Balancing promises and perils
The reality is the AI cat is out of the bag, as is the potential for immediate payoffs. In a recent interview with news and communications website Axios, Stanford economist Erik Brynjolfsson saw the AI-driven productivity revolution at the same stage that the World Wide Web was in 1995, when it exploded with the release of Microsoft’s Windows 95. Cognitive AI is “not in the laboratory, it’s not just some technical benchmark, it’s people really using it and changing the way they do business,” he said. If anything, compared to the ’90s’ IT revolution, “this time I think the takeoff is going to be faster because there’s not as much complementary investment that is required to get these technologies to work.” This new revolution could have far-reaching ramifications, Bank of America says, not just because of AI, but because of the maturity of other technologies that can be married with it. AI when paired with Blockchain, robotics, 3D printing and big data can enable an exponential wave of innovation—“S Curves on S Curves,” with an ability to rapidly assimilate, condensing into weeks tasks that now take years.
It's possible the marriage of AI and quantum computers in the future could take things to unimaginable levels. For investors, the challenge will be to recognize the opportunities, both in companies that create and supply AI, and those that effectively adopt it. Not everyone wins—as my research found, rapid technological change could make existing technologies obsolete, leaving many of today’s tech companies in the dust. Bank of America notes that the risks that come from disrupting industries extends to national security, too. Privacy could be eroded further. Deepfakes could bring propaganda and impersonation risk that could be weaponized. Mitigating this requires human oversight of AI models, and regulation. And there? It’s still early stages. “Open the pod bay doors, Hal.” “I’m sorry, Dave. I’m afraid I can’t do that.” Chills!!
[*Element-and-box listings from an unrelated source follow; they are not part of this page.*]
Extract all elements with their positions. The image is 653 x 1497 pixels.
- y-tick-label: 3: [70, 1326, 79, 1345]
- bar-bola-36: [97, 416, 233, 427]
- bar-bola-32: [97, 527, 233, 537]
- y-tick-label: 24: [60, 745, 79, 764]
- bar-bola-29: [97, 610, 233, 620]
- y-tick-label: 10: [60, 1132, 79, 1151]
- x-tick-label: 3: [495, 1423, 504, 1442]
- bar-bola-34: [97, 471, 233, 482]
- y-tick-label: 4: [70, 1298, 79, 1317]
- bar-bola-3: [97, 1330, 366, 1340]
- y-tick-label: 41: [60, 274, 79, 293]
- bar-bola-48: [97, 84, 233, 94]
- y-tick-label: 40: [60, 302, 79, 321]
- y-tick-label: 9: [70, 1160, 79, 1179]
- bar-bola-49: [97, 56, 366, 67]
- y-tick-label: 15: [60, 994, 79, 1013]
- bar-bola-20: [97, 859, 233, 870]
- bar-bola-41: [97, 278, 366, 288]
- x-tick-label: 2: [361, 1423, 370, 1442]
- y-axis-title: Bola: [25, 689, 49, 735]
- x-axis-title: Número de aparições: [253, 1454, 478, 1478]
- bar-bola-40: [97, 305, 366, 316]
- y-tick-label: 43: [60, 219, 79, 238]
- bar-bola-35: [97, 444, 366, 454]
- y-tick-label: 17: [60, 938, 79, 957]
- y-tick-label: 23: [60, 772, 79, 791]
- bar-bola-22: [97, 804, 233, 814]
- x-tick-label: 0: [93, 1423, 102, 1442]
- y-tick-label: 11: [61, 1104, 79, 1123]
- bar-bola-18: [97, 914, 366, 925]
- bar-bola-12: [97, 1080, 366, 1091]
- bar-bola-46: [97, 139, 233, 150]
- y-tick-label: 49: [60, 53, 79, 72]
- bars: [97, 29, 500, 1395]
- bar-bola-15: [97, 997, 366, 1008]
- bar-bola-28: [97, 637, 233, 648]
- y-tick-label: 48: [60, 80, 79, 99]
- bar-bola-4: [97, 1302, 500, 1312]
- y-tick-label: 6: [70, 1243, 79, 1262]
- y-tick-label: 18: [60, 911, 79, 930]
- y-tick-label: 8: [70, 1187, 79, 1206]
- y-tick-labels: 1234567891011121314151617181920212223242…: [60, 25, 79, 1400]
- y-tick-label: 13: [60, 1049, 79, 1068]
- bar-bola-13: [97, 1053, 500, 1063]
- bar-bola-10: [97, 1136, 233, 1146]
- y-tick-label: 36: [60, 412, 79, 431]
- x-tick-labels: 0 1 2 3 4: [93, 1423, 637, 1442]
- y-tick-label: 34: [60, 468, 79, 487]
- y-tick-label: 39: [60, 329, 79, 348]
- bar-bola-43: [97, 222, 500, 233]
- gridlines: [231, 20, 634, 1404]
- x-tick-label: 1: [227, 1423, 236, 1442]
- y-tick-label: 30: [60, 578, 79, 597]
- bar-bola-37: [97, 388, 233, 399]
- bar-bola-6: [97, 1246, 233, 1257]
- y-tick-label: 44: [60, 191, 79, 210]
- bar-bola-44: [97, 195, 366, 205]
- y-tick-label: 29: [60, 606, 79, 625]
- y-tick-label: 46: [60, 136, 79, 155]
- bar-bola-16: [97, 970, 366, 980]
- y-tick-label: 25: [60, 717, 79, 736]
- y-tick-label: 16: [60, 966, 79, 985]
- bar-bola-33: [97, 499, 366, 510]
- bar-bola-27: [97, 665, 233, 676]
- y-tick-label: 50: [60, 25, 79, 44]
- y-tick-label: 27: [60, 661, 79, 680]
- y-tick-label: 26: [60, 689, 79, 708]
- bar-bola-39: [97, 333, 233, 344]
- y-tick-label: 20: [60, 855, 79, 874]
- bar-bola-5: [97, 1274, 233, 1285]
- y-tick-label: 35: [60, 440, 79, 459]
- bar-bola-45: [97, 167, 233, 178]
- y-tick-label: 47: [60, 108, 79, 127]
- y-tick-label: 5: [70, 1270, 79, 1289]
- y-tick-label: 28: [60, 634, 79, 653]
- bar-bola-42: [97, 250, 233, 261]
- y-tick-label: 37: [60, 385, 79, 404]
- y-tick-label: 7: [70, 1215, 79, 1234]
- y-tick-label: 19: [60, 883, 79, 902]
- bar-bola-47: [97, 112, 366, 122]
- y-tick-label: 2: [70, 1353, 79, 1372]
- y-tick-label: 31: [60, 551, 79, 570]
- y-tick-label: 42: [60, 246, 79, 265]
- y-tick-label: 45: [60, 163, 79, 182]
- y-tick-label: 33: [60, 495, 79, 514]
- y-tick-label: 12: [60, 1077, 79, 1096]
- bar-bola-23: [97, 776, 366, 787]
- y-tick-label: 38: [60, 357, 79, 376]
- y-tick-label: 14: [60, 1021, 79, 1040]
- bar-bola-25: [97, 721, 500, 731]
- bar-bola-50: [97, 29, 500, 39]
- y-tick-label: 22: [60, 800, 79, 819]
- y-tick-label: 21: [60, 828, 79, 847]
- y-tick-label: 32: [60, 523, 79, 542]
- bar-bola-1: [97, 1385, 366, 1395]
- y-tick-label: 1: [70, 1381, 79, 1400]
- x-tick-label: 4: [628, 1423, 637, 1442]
- 44% of U.K. adults do not properly understand how AI works, but 51% of Europeans would like to replace their politicians with AI.
- Almost half of people prefer interactions with AI-based chatbots over humans.
- Computing power to train the largest AI datasets has increased 300,000x in the past decade, roughly doubling every three months—6x the progression of Moore's law.
- At more than 8 billion, there are now more AI digital voice assistants than people on the planet.
- Your personal device will soon know more about your emotions than your family and influence 90% of all your decision-making.
- We will generate more data in the next two days than all the data created between the dawn of humanity and 2000.
- Poor data quality costs the U.S. economy up to $3.1 trillion yearly.